Time to get really creative...
Posted: Mon Dec 06, 2010 6:34 pm
by saefroch
Get a steel hex part and just keep taking it in and out, using it like a tap. You'll make little shards of brass and eventually be able to screw something in all the way.
Alternatively, you could buy an appropriate tap from McMaster and make a part yourself...
Posted: Tue Dec 07, 2010 12:25 am
by FighterAce
Its the steel ones that have the problem, not the brass ones. Thats why I said I need a brass T piece

Posted: Tue Dec 07, 2010 1:26 am
by Technician1002
In performance if you took a hammer and beat both to death, the HDPE seems to be harder and more likely to crack. The UHMWPE seems slightly softer, but more scratch resistant and impact resistant.
For a strong stiff piece of plastic, use HDPE. For machined bearings and very high impact pistons use UHMWPE. For high pressure pistons that need to not deform, and are protected from high impact damage, use HDPE.
If your concern is weight, UMHWPE is slightly lighter.
This is my 2 cents worth from using both. Your results may differ.
Posted: Tue Dec 07, 2010 8:38 am
by FighterAce
Technician1002 wrote:In performance if you took a hammer and beat both to death, the HDPE seems to be harder and more likely to crack. The UHMWPE seems slightly softer, but more scratch resistant and impact resistant.
For a strong stiff piece of plastic, use HDPE. For machined bearings and very high impact pistons use UHMWPE. For high pressure pistons that need to not deform, and are protected from high impact damage, use HDPE.
If your concern is weight, UMHWPE is slightly lighter.
This is my 2 cents worth from using both. Your results may differ.
Here you talk about HDPE and UMHWPE even though I previously said I got polyamide not polyethelyne.
Posted: Fri Feb 11, 2011 5:16 pm
by FighterAce
I got the piston 2 days ago... both sides of the piston and the check valve are made out of Polyamide PA-11.

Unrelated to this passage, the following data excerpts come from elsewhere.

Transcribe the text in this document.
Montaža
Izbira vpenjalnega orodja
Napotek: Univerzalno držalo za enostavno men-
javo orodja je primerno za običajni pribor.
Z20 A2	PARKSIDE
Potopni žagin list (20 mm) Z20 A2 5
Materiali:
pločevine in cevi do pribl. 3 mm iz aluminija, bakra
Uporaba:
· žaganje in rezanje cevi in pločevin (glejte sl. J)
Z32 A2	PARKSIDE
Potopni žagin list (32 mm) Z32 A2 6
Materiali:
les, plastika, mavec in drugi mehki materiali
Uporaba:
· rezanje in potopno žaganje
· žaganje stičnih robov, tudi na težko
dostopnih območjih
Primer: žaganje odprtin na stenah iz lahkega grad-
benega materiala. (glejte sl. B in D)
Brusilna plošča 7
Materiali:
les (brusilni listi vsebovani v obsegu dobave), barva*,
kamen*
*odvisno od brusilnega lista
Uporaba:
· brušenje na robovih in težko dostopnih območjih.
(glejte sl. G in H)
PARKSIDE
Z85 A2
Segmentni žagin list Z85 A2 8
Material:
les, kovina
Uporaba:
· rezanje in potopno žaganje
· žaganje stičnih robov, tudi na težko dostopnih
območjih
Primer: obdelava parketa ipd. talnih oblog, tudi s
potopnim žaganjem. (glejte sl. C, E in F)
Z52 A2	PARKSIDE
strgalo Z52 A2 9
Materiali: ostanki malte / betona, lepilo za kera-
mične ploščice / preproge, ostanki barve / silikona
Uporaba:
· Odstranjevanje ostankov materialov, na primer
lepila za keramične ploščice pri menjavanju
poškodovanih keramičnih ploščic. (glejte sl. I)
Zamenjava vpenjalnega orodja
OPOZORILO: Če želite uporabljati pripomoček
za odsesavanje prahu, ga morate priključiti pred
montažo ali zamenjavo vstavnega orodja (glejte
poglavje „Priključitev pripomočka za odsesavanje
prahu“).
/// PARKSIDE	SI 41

Piston all the way forward

Piston all the way back - yes I know it moves too much, I'll shorten the piston housing to fix this.

View of the seat from the pilot side.
To make the seat I took one 3/4 connector with outside threads and hammered in a 3/8 connector with inner threads. Then I grinded the inner threads for better flow. No leaks so far.

Back of the piston, check valve, spring, front of the piston

Note how its tapered in the middle. It was a bit too wide in the middle so it was getting stuck... while fixing this I over did it... doesnt cause any problems tho

Piston housing and solid rubber bumper

Piston centering - view from the barrel side.
The check valve works excellent! Its letting air through into the chamber when filling but stops the airflow during firing so I get a 100% seal.
I tested this by putting a ball valve on the barrel end. Then I pumped it up to what I think was about 15bar. Closed the ball valve and depressed one of the schraders. The pilot vented and the piston slammed back but the chamber air was not leaking out. Then I opened the ball valve and all of the air from the chamber went out.
I still need to attach a pressure gauge.... I was thinking about tapping 1/4NPT threads on the side of the chamber and screwing the pressure gauge there (pressure gauge has threads on the bottom).
Posted: Sat Sep 03, 2011 11:41 am
by FighterAce
Posted: Sat Sep 03, 2011 11:42 am
by Gun Freak
Very nice! Lightweight and efficient

Good work!
Posted: Sat Sep 03, 2011 12:14 pm
by mattyzip77
I dont even know what to say, unbelievably awesome!!